Sesuai dengan konsep ini, maka orang mau memeluk dan mengamalkan agama jenis agama apa saja harus dihormati dan diberi kebebasan. Tidak pandang apakah mereka sembahyang dengan telanjang atau berendam di kolam saat tengah malam. Tidak peduli kepercayaan itu senyeleneh apapun. Bagaimana jika agama itu melecehkan agama lain? Apakah itu harus dibiarkan. Dan negara tidak boleh melarangnya? Bagaimana pula jika agama/aliran itu mengganggu ketentraman dan kemapanan agama lain?
Nah, dari sini mulai terlihat bahwa banyak kalangan yang menyalahgunakan dan menyalahtafsirkan HAM. Ia hanya menjadi legitimasi untuk mendukung aliran-aliran yang dianggap sesat, seperti Ahamadiyah. Padahal apa yang dilakukan Ahmadiyah itu melanggar HAM. Golongan ini telah banyak menyesatkan umat Islam. Ahmadiyah telah menodai dan melecehkan ajaran Islam dengan keyakinannya terhadap Nabi baru dan kitab baru. Sementara di dalam Islam telah jelas dan terang bahwa Nabi terakhir adalah Nabi Muhammad SAW dan kitab sucinya adalah Al-Qur’an. Apakah itu tidak melanggar HAM?

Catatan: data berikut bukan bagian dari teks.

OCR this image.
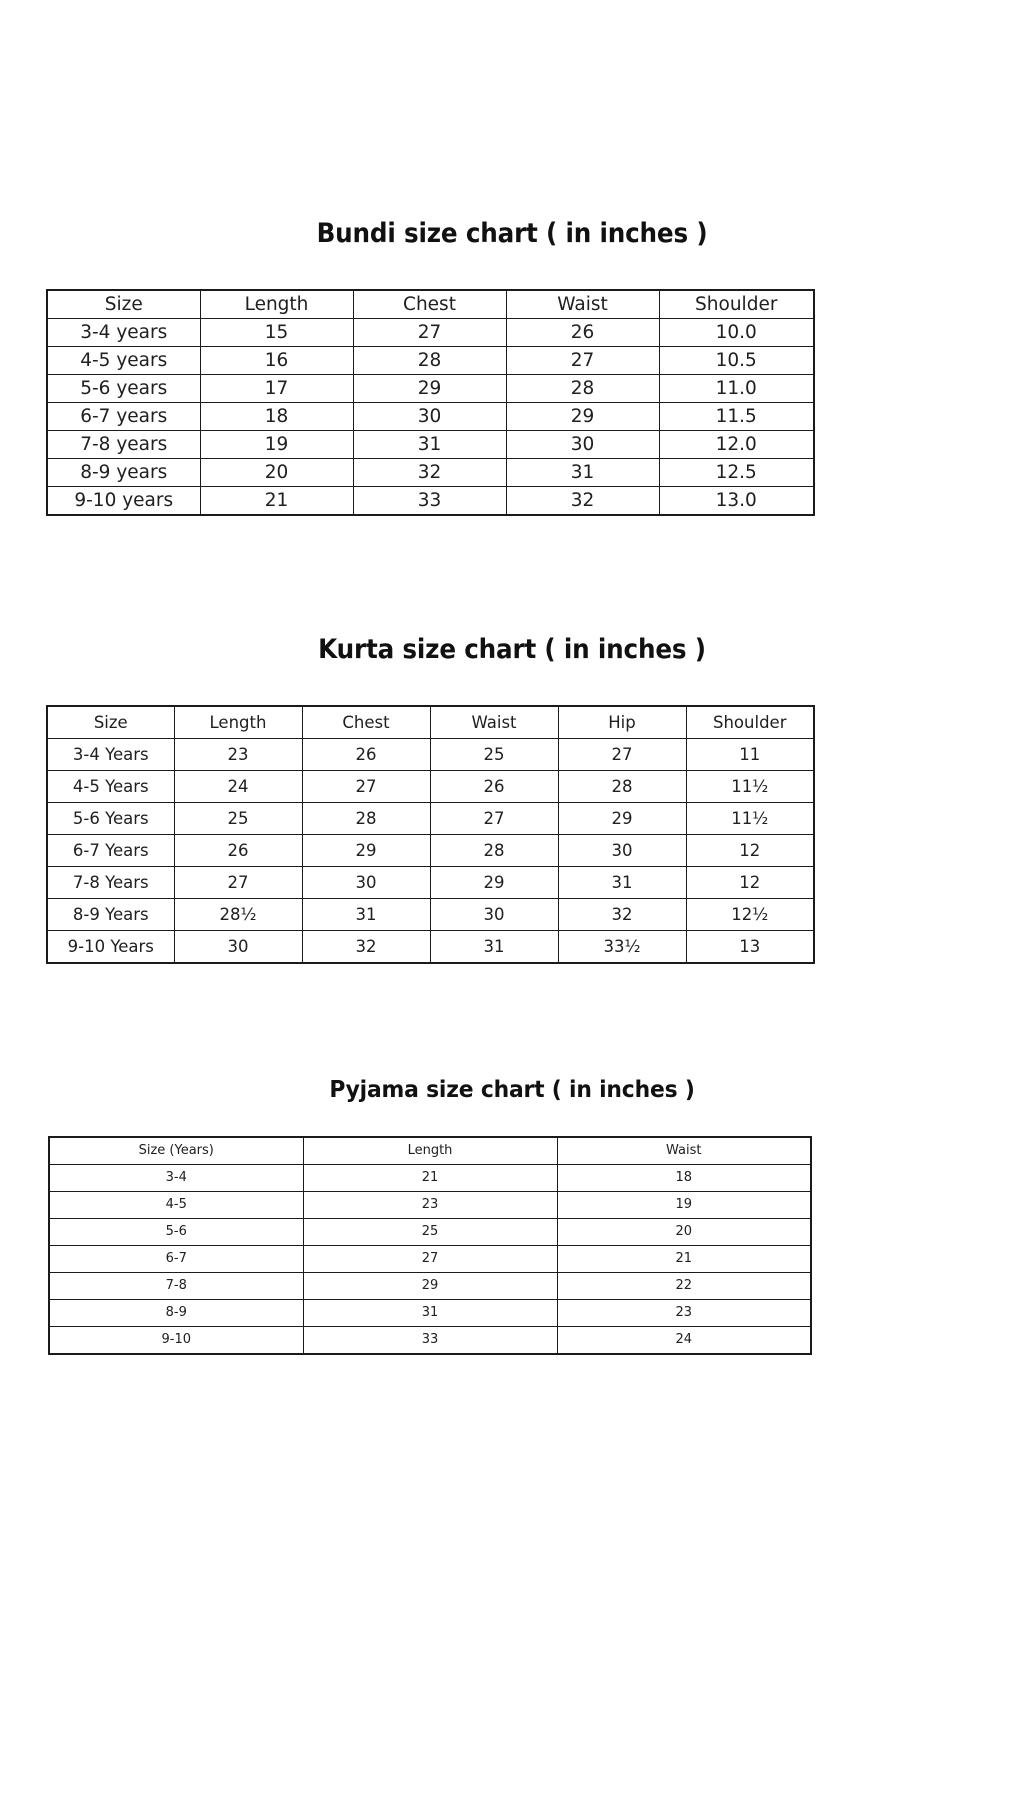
Bundi size chart ( in inches )
Size	Length	Chest	Waist	Shoulder
3-4 years	15	27	26	10.0
4-5 years	16	28	27	10.5
5-6 years	17	29	28	11.0
6-7 years	18	30	29	11.5
7-8 years	19	31	30	12.0
8-9 years	20	32	31	12.5
9-10 years	21	33	32	13.0
Kurta size chart ( in inches )
Size	Length	Chest	Waist	Hip	Shoulder
3-4 Years	23	26	25	27	11
4-5 Years	24	27	26	28	11½
5-6 Years	25	28	27	29	11½
6-7 Years	26	29	28	30	12
7-8 Years	27	30	29	31	12
8-9 Years	28½	31	30	32	12½
9-10 Years	30	32	31	33½	13
Pyjama size chart ( in inches )
Size (Years)	Length	Waist
3-4	21	18
4-5	23	19
5-6	25	20
6-7	27	21
7-8	29	22
8-9	31	23
9-10	33	24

Jika kita menempatkan HAM ini secara proposional, maka tentu tidak akan terjadi pro dan kontra seperti ini. Ketika Ahmadiyah menyebarkan ajaran sesatnya, maka jelas aliran ini melanggar HAM. Sebab ia telah mengganggu orang lain dengan aktifitas penyesatannya itu. Selain itu, Ahmadiyah juga menodai agama Islam, karena ia masih bersikukuh bahwa ajarannya masih dalam koridor Islam. Terus, kenapa kalangan yang memperjuangkan HAM ini tidak mempersoalkan Ahmadiyah yang menjadi sumber konflik?
Ironis, yang terjadi justru sebaliknya, MUI yang mempunyai otoritas untuk berfatwa malah disalahkan dan dituduh melanggar HAM. Padahal MUI bertindak sesuai dengan profesionalitasnya. Sungguh ini hanya penyalahgunaan dan penyelewengan terhadap HAM. Perlu diketahui, memelihara ajaran agama adalah juga bagian dari menjalankan HAM, jadi kalau MUI memutuskan suatu aliran adalah sesat, maka itu bagian dari HAM.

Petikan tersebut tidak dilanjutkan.